Nsightful

It took several versions before enough kinks got worked out in Nvidia’s Parallel Nsight Graphics/CUDA debugging application before I could successfully profile my Hierarchical Z-Buffer DirectX 11 implementation.

However, it looks like the latest version which is now completely free with pro level functionality debugs my Hi-Z implementation like a champ!

The tool is really slick.  It’s much closer to the experience I’ve wanted to have when debugging the GPU on windows.  Thus far it feels much better than the windows version of PIX, with more functionality and information.

I was finally able to get some numbers I trust are more accurate for my Hi-Z DX11 implementation on a GeForce GTX 480.

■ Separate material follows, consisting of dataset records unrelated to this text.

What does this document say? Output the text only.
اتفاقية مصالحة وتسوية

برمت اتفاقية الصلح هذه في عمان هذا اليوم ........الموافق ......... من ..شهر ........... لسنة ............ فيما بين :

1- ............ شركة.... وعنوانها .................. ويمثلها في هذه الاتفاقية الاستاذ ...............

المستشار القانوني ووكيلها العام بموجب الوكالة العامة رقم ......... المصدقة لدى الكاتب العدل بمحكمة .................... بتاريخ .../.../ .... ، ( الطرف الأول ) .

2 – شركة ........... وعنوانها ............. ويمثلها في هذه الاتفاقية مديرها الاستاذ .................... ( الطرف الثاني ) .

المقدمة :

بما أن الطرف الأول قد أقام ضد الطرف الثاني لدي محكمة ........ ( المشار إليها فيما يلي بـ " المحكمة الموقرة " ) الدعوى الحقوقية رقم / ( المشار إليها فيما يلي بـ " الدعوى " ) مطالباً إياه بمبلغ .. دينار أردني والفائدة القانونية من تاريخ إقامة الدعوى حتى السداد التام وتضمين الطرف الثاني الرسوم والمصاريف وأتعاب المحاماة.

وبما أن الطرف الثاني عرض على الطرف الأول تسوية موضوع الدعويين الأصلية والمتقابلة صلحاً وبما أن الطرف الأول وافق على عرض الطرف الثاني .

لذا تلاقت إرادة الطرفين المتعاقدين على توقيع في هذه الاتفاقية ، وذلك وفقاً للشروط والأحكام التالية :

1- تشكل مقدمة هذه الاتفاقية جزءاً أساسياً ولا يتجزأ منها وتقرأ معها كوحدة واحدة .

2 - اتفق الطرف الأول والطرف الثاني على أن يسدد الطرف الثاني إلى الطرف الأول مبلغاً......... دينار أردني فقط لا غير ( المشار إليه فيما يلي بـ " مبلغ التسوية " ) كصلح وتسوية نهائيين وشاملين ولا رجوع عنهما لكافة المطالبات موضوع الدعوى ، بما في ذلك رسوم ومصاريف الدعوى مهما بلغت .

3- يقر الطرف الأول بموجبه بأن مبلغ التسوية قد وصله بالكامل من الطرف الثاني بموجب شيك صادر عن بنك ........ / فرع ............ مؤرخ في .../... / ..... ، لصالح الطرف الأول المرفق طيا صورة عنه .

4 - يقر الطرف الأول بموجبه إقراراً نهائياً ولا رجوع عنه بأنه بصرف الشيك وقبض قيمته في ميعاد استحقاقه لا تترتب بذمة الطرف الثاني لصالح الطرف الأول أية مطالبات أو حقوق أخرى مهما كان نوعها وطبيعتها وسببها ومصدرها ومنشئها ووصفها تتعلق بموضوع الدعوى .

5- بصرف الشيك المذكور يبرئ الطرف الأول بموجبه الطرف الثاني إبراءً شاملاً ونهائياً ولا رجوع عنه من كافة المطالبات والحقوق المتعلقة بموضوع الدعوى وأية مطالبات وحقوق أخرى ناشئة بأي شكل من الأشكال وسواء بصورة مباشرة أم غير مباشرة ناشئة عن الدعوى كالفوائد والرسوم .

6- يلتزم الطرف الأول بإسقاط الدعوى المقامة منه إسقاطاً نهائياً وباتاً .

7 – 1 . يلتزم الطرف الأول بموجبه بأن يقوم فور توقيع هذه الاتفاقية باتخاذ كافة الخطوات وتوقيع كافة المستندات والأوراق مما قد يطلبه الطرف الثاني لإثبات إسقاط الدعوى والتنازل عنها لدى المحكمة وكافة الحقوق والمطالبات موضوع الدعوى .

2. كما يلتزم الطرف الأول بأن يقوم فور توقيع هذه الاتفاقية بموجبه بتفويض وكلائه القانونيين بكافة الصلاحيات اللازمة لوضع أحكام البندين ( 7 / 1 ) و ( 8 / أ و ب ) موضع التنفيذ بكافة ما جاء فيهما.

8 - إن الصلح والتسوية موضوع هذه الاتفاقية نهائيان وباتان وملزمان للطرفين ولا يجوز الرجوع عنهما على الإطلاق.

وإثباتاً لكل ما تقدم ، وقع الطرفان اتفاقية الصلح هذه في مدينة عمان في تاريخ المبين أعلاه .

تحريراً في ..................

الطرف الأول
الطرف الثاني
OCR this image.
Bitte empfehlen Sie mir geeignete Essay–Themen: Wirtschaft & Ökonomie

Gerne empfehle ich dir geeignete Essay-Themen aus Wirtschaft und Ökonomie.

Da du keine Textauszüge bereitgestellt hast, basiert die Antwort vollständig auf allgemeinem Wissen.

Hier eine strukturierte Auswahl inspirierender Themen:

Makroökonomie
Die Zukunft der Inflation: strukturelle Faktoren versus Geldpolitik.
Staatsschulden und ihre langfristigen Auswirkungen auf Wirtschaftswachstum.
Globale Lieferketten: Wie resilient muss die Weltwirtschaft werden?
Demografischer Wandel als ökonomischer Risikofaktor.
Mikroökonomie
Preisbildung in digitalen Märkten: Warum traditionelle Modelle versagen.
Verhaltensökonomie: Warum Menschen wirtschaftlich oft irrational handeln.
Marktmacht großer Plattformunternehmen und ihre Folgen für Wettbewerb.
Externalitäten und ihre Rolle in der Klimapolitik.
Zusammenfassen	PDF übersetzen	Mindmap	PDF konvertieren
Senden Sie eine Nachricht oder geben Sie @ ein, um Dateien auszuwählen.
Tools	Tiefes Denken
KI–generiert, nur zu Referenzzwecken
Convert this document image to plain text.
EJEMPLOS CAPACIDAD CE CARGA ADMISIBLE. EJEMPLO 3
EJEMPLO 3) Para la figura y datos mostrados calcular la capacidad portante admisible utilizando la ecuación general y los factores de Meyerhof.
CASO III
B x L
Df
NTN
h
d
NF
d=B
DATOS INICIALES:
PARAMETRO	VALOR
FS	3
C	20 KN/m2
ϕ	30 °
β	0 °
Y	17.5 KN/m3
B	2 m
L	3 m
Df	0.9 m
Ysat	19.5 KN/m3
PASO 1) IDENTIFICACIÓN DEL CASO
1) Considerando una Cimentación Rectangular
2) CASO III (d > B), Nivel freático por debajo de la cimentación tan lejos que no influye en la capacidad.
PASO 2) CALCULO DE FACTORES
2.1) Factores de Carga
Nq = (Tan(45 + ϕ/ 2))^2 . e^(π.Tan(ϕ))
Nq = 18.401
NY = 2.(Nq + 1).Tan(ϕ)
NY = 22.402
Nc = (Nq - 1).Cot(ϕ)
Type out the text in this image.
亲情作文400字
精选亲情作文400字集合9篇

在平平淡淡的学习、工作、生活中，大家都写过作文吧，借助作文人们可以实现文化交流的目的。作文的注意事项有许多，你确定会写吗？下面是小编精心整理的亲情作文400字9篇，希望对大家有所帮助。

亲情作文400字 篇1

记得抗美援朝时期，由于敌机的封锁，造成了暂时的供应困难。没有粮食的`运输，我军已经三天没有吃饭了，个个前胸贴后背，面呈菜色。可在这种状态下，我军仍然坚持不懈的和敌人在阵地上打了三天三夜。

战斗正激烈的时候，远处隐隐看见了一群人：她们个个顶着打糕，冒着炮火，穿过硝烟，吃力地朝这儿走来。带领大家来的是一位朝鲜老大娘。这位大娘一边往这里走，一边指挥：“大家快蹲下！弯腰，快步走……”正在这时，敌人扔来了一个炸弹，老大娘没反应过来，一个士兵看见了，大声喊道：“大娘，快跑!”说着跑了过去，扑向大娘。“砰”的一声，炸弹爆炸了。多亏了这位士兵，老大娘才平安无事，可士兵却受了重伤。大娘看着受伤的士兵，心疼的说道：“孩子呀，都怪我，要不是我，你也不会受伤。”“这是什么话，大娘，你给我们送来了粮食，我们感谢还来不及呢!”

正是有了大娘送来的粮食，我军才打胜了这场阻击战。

?µsSome number of occluders being rendered
85µsDownsample the Hi-Z mipchain
27µsTesting 900 bounds in the compute shader
So if you extrapolate that data, that’s culling 10,000 bounds for ~0.3 milliseconds of GPU time.  Plus however long it takes you to render your occluders, which should hopefully be cheap and crammed into a deferred command list.

I’m sure you could improve upon the performance of my compute shader that does the work of figuring out what should be culled by just better managing the thread groups.  I just thought it was great I finally was able to profile my code with Nsight because I’ve tried every time a new version came out and was thrilled to see it working.